Святой шейх хитрил. Он прекрасно знал и без советчиков, как ему поступить с Ханбековым, но он хотел испытать, прощупать Усмана, так как связывал с ним такие важные планы, как организация паломничества. По опыту Жуме было известно, что в серьезных делах, требующих энергии, самозабвения, смелости, неофиты гораздо надежнее старых сектантов, многие из которых уже обленились душой. Вот почему именно Усману он предназначил роль организатора паломничества, вот почему он был с ним то доверительно-откровенен, то задавал ему вопросы, ответы на которые интересовали его совсем по-особенному.

— Почему ты так решил? — прищурился шейх.

— Он должен глубже прочувствовать твое величие, несравненный, и свою зависимость от твоей воли. Тогда он впредь будет более сговорчив, будет послушнее выполнять твои поручения.
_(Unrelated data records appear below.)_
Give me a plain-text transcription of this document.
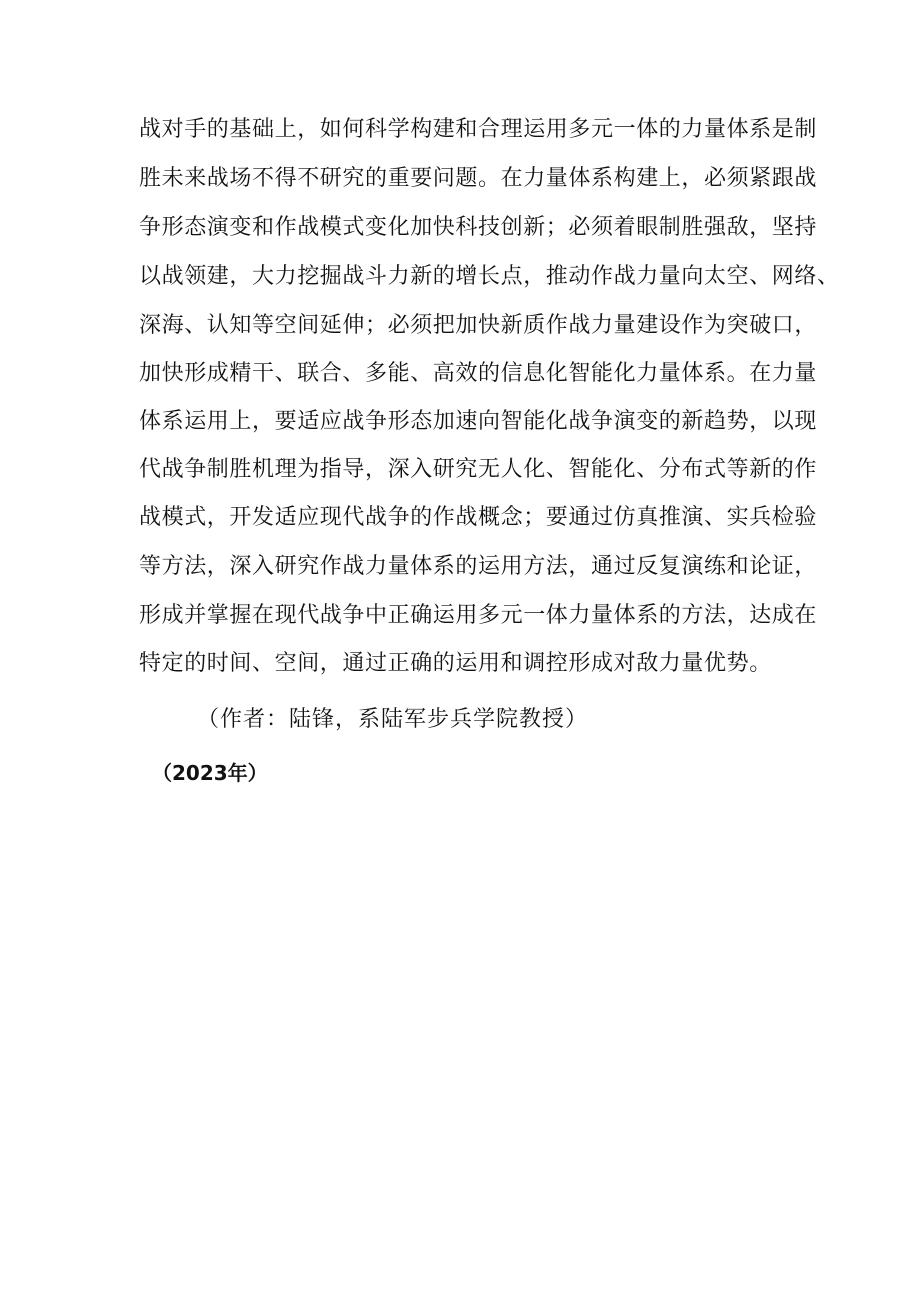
战对手的基础上，如何科学构建和合理运用多元一体的力量体系是制
胜未来战场不得不研究的重要问题。在力量体系构建上，必须紧跟战
争形态演变和作战模式变化加快科技创新；必须着眼制胜强敌，坚持
以战领建，大力挖掘战斗力新的增长点，推动作战力量向太空、网络、
深海、认知等空间延伸；必须把加快新质作战力量建设作为突破口，
加快形成精干、联合、多能、高效的信息化智能化力量体系。在力量
体系运用上，要适应战争形态加速向智能化战争演变的新趋势，以现
代战争制胜机理为指导，深入研究无人化、智能化、分布式等新的作
战模式，开发适应现代战争的作战概念；要通过仿真推演、实兵检验
等方法，深入研究作战力量体系的运用方法，通过反复演练和论证，
形成并掌握在现代战争中正确运用多元一体力量体系的方法，达成在
特定的时间、空间，通过正确的运用和调控形成对敌力量优势。
（作者：陆锋，系陆军步兵学院教授）
（2023年）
Жуме понравилось рассуждение новообращенного. «Молодец!» — усмехнулся он.

Раздался телефонный звонок. Шейх снял трубку. Дежурный доложил о прибытии мюрида Дика с освобожденным из вытрезвителя Биркой.

— Пусть войдут вместе, — сказал Жума и резко положил трубку.

Через минуту открылась дверь, и Бирка прямо у порога бухнулся на колени, пополз к шейху. Тот презрительно оттолкнул его и обратился к Дике:

— Как вам это удалось?

— Не так просто, о солнцеликий. Наши люди проникли во все алкогольные пункты поселка и сперва лишь притворились там сильно пьяными, надеясь в таком виде попасть в вытрезвитель. Но провести несравненную Халипат нам не удалось. Тогда я отдал распоряжение нашим людям напиться на самом деле.

— Я думаю, — тотчас перебил шейх, — мюриды не так-то легко согласились пойти на столь тяжкое нарушение запрета Корана?

— Да, повелитель. Нигде не было ничего, кроме дорогого коньяка, и мюриды некоторое время колебались. Мне пришлось показать личный пример. Правда, потом почти все превзошли меня.

— Аллах вам это простит. Вы действовали в интересах святого дела.

— Теперь мы уже беспрепятственно, на вполне законном основании проникли в вытрезвитель. Остальное, о мудрейший, было делом техники.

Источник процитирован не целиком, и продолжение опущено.